The Wii Vitality Sensor is a cancelled accessory for the Wii. Announced by Satoru Iwata at E3 in 2009, not much is known about the Vitality Sensor and how it would have been integrated into video games. It has been suggested by Iwata that it would be used to relax the player, telling them their heartbeat and about their body.
The Vitality Sensor was revealed at E3 2009 by Satoru Iwata, though no software that utilized the device was shown. After the announcement was made, Iwata on various different accounts confirmed that they would show off games for the accessory at the following E3 in 2010.
During E3 2010, the device was not shown or even mentioned. When asked why, a Nintendo spokesperson said that they didn't feel it was the right time to show it off just yet, saying that they would at a later date. It has been speculated that Nintendo chose not to show it after a similar product was revealed by Ubisoft the night before at their press conference.

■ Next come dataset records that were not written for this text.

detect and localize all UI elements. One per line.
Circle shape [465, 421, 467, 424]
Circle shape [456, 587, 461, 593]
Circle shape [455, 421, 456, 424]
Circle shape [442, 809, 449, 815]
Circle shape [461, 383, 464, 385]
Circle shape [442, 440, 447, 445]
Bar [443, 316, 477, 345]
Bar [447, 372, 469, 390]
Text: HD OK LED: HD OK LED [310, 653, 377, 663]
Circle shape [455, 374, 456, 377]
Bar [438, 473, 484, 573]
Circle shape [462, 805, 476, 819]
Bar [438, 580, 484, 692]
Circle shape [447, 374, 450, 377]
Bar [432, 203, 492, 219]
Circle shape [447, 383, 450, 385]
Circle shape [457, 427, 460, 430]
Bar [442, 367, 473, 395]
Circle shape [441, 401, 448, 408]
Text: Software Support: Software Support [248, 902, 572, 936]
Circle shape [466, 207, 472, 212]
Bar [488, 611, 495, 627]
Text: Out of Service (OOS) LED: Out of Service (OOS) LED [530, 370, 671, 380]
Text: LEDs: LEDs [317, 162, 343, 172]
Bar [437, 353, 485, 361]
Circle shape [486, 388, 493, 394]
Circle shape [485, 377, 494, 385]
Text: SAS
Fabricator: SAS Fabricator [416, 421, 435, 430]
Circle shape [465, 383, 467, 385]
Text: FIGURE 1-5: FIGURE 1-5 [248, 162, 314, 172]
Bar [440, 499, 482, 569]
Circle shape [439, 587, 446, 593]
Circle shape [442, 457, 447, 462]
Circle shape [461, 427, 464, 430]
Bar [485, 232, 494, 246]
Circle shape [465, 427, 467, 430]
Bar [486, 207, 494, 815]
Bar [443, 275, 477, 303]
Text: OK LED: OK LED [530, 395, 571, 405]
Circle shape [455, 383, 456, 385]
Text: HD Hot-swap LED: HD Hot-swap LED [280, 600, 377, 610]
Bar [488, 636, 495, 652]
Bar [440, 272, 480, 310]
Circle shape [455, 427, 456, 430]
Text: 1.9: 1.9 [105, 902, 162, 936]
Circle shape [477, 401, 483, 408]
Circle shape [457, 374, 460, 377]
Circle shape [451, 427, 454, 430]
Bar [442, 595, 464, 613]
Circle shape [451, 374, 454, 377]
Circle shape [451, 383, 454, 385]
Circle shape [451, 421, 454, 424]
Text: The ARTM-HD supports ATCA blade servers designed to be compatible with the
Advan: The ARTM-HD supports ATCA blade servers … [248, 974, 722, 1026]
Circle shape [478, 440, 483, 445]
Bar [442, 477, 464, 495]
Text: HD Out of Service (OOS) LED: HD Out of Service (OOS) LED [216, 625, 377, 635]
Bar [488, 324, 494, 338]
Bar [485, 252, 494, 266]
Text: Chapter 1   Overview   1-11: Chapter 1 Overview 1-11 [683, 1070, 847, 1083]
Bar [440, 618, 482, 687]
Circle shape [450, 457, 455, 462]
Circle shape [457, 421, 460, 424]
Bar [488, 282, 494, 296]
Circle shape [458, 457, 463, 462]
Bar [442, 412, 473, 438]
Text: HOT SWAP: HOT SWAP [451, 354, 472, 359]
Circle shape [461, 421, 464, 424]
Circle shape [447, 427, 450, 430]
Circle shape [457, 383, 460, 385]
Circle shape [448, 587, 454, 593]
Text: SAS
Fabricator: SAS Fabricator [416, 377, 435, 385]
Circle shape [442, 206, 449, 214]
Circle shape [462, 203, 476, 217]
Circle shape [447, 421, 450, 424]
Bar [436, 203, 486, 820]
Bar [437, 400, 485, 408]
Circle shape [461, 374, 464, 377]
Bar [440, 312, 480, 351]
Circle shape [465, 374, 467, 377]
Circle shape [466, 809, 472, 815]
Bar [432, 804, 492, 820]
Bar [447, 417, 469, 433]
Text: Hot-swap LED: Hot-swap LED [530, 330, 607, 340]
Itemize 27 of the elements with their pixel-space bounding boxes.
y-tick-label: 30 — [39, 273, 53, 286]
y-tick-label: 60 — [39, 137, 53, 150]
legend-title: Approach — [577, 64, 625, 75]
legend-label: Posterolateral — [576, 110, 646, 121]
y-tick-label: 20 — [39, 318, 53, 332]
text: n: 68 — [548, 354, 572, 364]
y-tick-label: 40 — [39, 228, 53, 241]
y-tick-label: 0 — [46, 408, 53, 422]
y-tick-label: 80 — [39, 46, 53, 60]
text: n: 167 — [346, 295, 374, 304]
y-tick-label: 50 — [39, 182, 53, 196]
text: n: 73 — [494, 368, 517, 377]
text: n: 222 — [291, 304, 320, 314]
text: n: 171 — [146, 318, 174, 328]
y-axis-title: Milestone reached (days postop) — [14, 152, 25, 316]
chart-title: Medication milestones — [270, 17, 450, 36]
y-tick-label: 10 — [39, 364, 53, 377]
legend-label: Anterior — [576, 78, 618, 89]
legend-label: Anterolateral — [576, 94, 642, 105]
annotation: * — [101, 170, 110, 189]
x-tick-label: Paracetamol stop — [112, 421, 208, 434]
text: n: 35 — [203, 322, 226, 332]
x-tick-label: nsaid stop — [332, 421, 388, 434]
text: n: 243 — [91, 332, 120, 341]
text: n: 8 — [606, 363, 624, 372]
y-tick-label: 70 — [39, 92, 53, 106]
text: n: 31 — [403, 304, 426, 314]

On July 5, 2013, it has been confirmed that the Vitality Sensor had been cancelled due to testing issues.
"We have not been able to launch it as a commercial product because we could not get it to work as we expected and it was of narrower application than we had originally thought," Satoru Iwata told investors. According to Iwata's estimates, approximately 90 out of 100 people were able to use the Vitality Sensor without a hitch, though he (thankfully) requires that it work with "1,000 of 1,000 people." However, he admitted "but [since we use the living body signal with individual differences] it is a little bit of a stretch to make it applicable to every single person." He'd still love to make the Vitality Sensor a reality "if technology enhancements" allow, but thus far, testing renders it "insufficient as a commercial product."